After an hour of negotiations, arguments and pleading later, we gave
up, turned back to try to find another way home. Just then the phone
rang and it was our stringer in Karbala, whom we’d call earlier for
He said it was ok, he knew someone in the city’s operations center,
had made a phone call and we could go through. And sure enough we
could. Some guy, sight unseen, had made a phone call, and now we were
ok, after they had categorically refused as passage for an hour.
Fuming, we drove on, while one of Iraqi security guys just kept
sputtering that the whole country was “fashel,” a failure. It didn’t
help his mood much when we were stopped and pulled over at another
checkpoint shortly afterwards in some tiny village.
We made it out 20 minutes later. Only to be stopped a few villages
later, in this case the delay was because one of the police officers
had a bet with another about how the ammo slide on a 9mm pistol worked
and one of our guys was carrying one.
By this time, the guys were just beside themselves. It was almost more
infuriating when the checkpoints no longer stopped us as we got closer
to Baghdad. Why not? Why not now? Why were we so dangerous to the
others but not anymore?
And always with the blasted, stupid bomb detector giving them a false
sense of safety and achievement. At one checkpoint policemen at a
checkpoint had made his own detector with an antenna and a piece of
metal – a crude copy of a fraud.
Finally back in Baghdad, what a relief. A three hour journey had taken
4.5 hours and it was dark and we just wanted to get home. Just 10
minutes from the office, we sail through another checkpoint when the
policeman knocks on the window to stop the car.

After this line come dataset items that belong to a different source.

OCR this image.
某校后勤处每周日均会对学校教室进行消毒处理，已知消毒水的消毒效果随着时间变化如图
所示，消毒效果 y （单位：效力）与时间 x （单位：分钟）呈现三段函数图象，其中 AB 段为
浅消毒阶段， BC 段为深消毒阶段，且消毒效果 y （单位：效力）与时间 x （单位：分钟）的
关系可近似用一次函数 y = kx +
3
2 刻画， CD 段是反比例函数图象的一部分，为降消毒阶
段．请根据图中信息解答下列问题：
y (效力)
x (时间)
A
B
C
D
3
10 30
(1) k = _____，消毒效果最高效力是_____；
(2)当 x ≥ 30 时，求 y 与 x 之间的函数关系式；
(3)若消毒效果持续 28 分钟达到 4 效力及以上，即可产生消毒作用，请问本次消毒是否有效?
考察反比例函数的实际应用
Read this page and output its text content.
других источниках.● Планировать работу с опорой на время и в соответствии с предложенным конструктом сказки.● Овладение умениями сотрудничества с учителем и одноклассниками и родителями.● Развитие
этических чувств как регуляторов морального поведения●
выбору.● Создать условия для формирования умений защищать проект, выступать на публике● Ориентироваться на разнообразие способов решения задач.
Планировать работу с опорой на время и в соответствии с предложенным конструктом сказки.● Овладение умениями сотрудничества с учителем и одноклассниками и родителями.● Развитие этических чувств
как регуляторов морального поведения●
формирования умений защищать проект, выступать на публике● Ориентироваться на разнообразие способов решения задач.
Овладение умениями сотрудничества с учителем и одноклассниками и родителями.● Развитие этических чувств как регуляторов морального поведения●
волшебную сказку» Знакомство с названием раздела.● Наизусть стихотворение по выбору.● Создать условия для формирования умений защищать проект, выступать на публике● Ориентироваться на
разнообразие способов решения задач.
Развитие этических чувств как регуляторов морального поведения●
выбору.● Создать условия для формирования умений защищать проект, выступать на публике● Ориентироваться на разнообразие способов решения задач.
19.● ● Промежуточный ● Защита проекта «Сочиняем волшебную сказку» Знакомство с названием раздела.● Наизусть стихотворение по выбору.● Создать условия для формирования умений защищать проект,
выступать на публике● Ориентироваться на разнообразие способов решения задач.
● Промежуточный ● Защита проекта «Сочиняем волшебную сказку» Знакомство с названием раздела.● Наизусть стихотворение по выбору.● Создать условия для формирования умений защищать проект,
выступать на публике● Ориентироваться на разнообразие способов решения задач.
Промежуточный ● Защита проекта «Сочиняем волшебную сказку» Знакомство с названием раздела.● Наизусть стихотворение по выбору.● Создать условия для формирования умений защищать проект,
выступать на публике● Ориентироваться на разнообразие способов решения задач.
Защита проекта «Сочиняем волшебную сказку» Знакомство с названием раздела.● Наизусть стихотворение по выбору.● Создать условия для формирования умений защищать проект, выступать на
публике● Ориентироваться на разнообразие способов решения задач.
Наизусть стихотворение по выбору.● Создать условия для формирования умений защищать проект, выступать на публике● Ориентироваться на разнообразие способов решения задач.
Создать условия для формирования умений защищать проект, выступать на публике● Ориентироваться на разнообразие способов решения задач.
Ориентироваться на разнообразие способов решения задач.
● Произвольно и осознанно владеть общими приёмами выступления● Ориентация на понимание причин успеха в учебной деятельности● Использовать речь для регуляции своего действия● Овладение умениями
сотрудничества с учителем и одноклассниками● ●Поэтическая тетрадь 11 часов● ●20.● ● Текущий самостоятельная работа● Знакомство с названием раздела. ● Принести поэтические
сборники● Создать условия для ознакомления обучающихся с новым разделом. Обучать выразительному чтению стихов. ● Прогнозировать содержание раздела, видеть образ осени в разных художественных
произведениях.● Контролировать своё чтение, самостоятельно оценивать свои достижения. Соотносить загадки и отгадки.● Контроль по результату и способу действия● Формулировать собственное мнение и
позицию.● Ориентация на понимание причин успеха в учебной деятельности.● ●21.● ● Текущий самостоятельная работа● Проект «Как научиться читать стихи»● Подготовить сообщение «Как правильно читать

He wants to know who I am. “He doesn’t look Iraqi.” No I don’t. But
that doesn’t mean you should stop the car. Especially if it’s just
curiosity. The others sorted it out, I stayed quiet, too tired and
angry to speak.
They were checking all the wrong points. They had built a system of
checkpoints that couldn’t stop the bombs, but instead focused on all
the wrong people.
That morning, unbeknownst to us, 10 policemen were shot dead at
checkpoints around the city. Men disguised in janitors’ overalls
pulled up and killed them with submachine guns fitted with silencers.
Many were killed while they slept.
As we arrived home, one of my companions turned to me and said, what
do you expect? Who would want to be a policeman in this country? Only
the least educated and the most desperate.